Le stampelle, sottopongono a sovraccarico l’altro arto, quello destro, su cui quando è in piedi sulle grucce, grava  il peso del corpo. Lo sbilanciamento degli arti, scompensa praticamente tutto. Quando usa le stampelle, trascina la gamba sinistra senza muoverla. I dolori sono insopportabili, feroci come coltelli che lacerano le sue carni. I farmaci analgesici sono inefficaci, ora occorre la morfina.

Il secondo intervento chirurgico

18 Ottobre 2018. Secondo intervento, si deve far qualcosa per rimuovere la causa dei dolori lancinanti. Il secondo intervento avviene sempre con lo stesso medico ma in un altro ospedale. La situazione è pesante. La rete polipropilenica ha avvinghiato organo e nervi. Una gabbia che avvolge e comprime le innervazioni periferiche e anche il nervo ileo-gastrico è ridotto a poco più di un filamento. La vescica è rigonfia, anche l’utero subisce una deviazione dalla sua normale posizione. La rete invade la vescica e avvolge anche il nervo otturatorio che innerva l’omonimo muscolo dell’anca. Una piastra cicatriziale crea una massa con dentro nervi. Cosa fare? Non si può fare nulla. Si rischia la totale paralisi dell’anca sinistra. 
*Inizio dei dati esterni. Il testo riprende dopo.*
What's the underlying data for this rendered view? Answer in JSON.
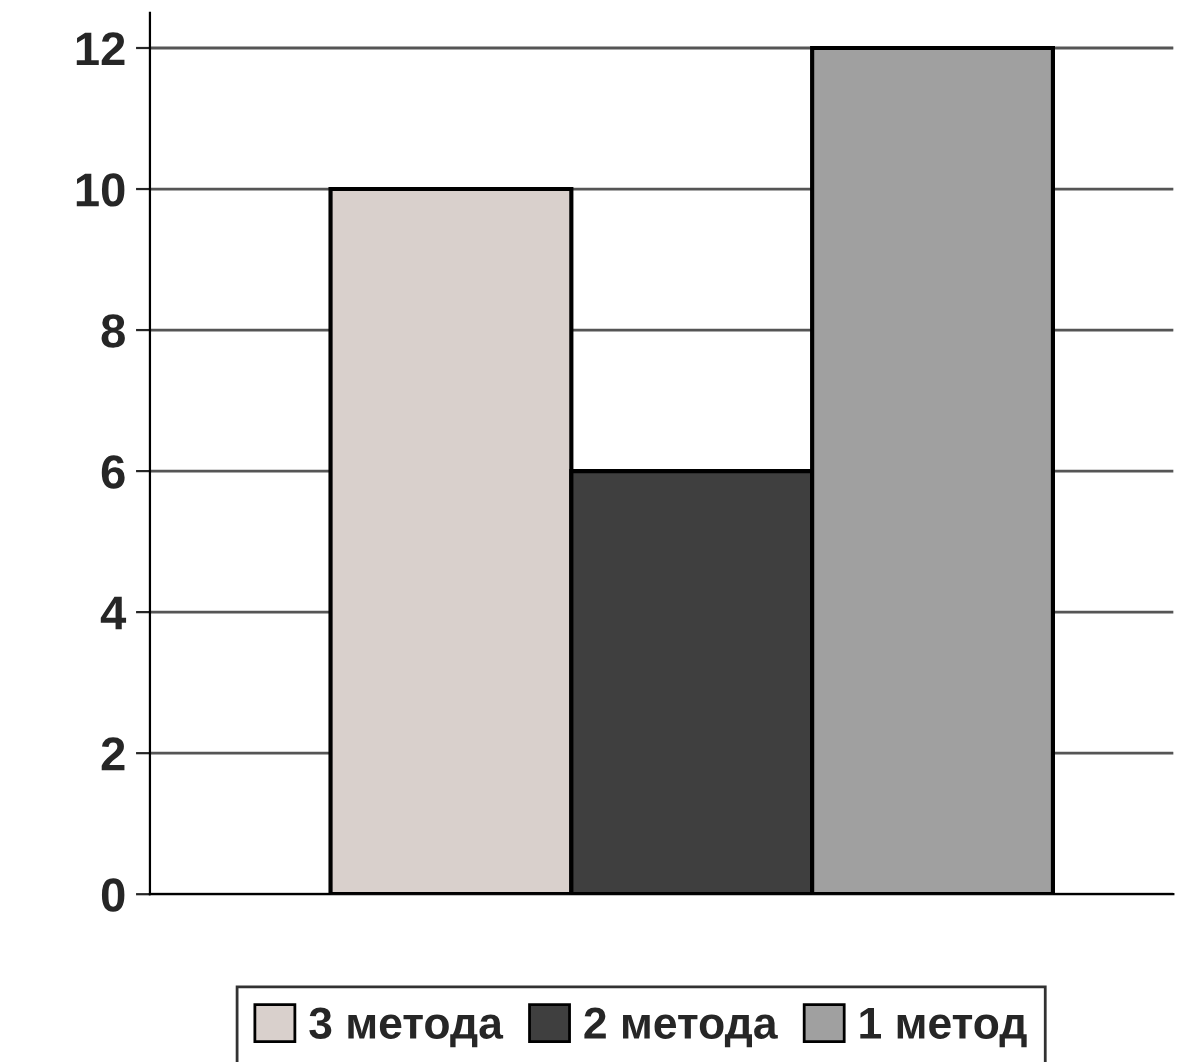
{
  "chart_data": {
    "type": "bar",
    "categories": [
      null,
      null,
      null
    ],
    "series": [
      {
        "name": "3 метода",
        "color": "#d9d0cc",
        "values": [
          10,
          null,
          null
        ]
      },
      {
        "name": "2 метода",
        "color": "#3f3f3f",
        "values": [
          null,
          6,
          null
        ]
      },
      {
        "name": "1 метод",
        "color": "#a0a0a0",
        "values": [
          null,
          null,
          12
        ]
      }
    ],
    "ylim": [
      0,
      12.5
    ],
    "yticks": [
      0,
      2,
      4,
      6,
      8,
      10,
      12
    ],
    "grid": "y",
    "legend": "bottom"
  }
}
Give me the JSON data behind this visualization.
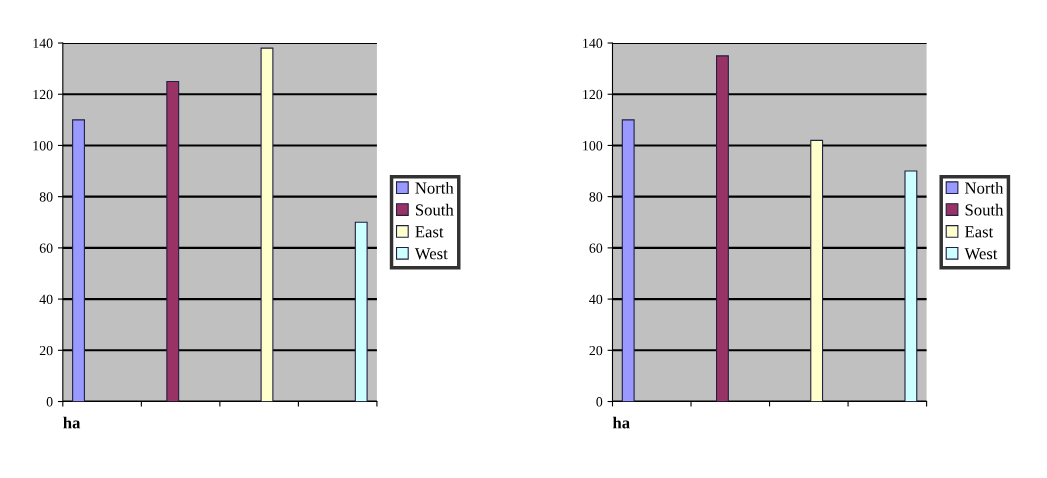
{
  "chart_data": [
    {
      "type": "bar",
      "categories": [
        null,
        null,
        null,
        null
      ],
      "xlabel": "ha",
      "ylim": [
        0,
        140
      ],
      "yticks": [
        0,
        20,
        40,
        60,
        80,
        100,
        120,
        140
      ],
      "grid": "y",
      "legend": "right",
      "series": [
        {
          "name": "North",
          "color": "#9999ff",
          "values": [
            110,
            null,
            null,
            null
          ]
        },
        {
          "name": "South",
          "color": "#993366",
          "values": [
            null,
            125,
            null,
            null
          ]
        },
        {
          "name": "East",
          "color": "#ffffcc",
          "values": [
            null,
            null,
            138,
            null
          ]
        },
        {
          "name": "West",
          "color": "#ccffff",
          "values": [
            null,
            null,
            null,
            70
          ]
        }
      ]
    },
    {
      "type": "bar",
      "categories": [
        null,
        null,
        null,
        null
      ],
      "xlabel": "ha",
      "ylim": [
        0,
        140
      ],
      "yticks": [
        0,
        20,
        40,
        60,
        80,
        100,
        120,
        140
      ],
      "grid": "y",
      "legend": "right",
      "series": [
        {
          "name": "North",
          "color": "#9999ff",
          "values": [
            110,
            null,
            null,
            null
          ]
        },
        {
          "name": "South",
          "color": "#993366",
          "values": [
            null,
            135,
            null,
            null
          ]
        },
        {
          "name": "East",
          "color": "#ffffcc",
          "values": [
            null,
            null,
            102,
            null
          ]
        },
        {
          "name": "West",
          "color": "#ccffff",
          "values": [
            null,
            null,
            null,
            90
          ]
        }
      ]
    }
  ]
}
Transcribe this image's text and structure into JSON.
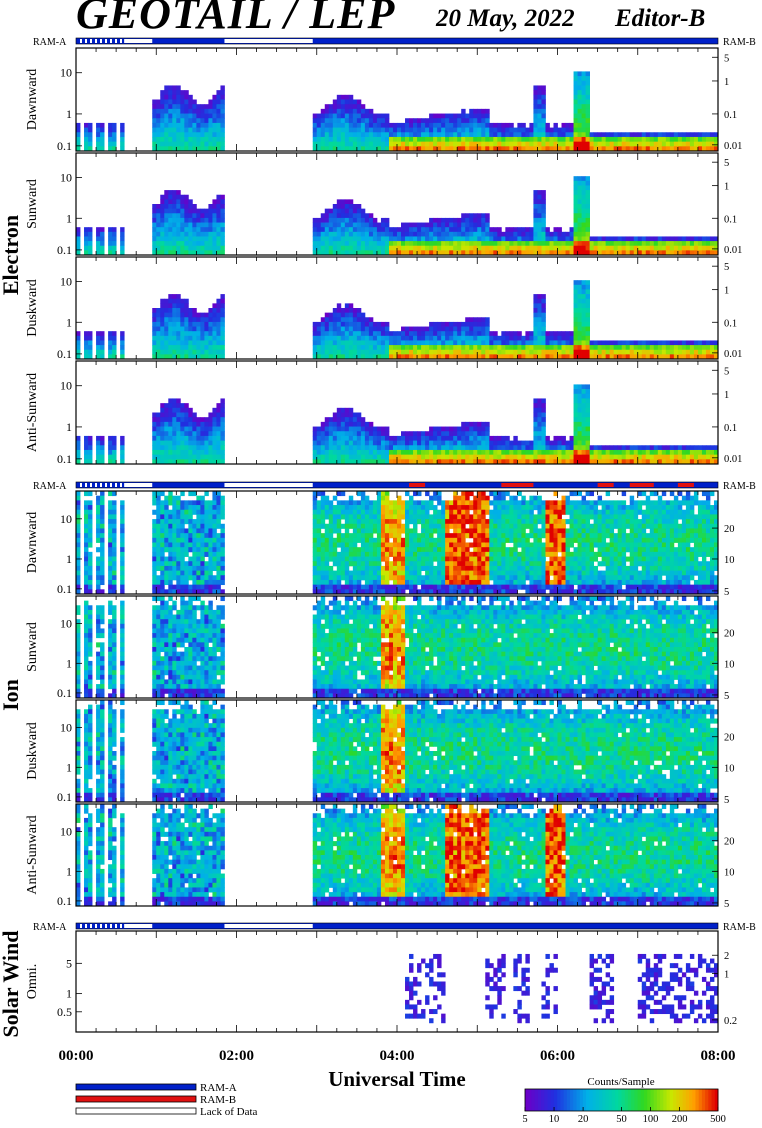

Roma, ultimo step della disavventura sanitaria di Cecilia

A febbraio 2019 decide di andare a Roma, bisogna sicuramente re-intervenire e trovare una terza soluzione chirurgica per rimediare ai due interventi che non sono andati bene, affatto bene. La situazione è difficile, appare irrimediabile e definitiva.

Cecilia, è forte, non si arrende, vuole indietro la sua età, il suo diritto a vivere bene, le sue figlie, il marito, la famiglia. E vuole anche la sua gamba, ritornare a camminare come prima.

A Roma, Cecilia, con grande sua sorpresa, non viene rioperata. Le probabilità sono dello 0,1% di ripresa funzionale della gamba e del resto della sua patologia. Nulle, inesistenti.

Intenta una legittima causa e oggi vuole che il suo caso, il dramma di una giovane donna e madre di 31 anni, venga portato a conoscenza degli organi di stampa nazionali, delle televisioni nazionali. Vuole giustizia ma cerca la speranza ovunque, all’estero, o dove sarà possibile avere una minima garanzia  di recuperare la sua vita. 

Oggi era in TV, a RTG, ospite della mia trasmissione Punto & Virgola, ma certo non si fermerà a far conoscere la sua storia a Tempio. Le interessa riavere indietro questi 17 mesi di non vita, alla vana ricerca di guarire e riprendere il suo cammino. Io ci sono, per quel che potrò esserle utile. So anche che ci saranno tutti con lei.

Oggi ho avuto un altro esempio di quanta forza esista in chi soffre e lotta per una sanità che funzioni. Una sanità che abbia anche maggiore rispetto quando un errore, certo non voluto, ha queste conseguenze. In una persona che a quella sanità si è rivolta con fiducia. 

Forza Cecilia, sono, siamo con te. In questa pagina, da domani, avrete anche l’intera intervista video.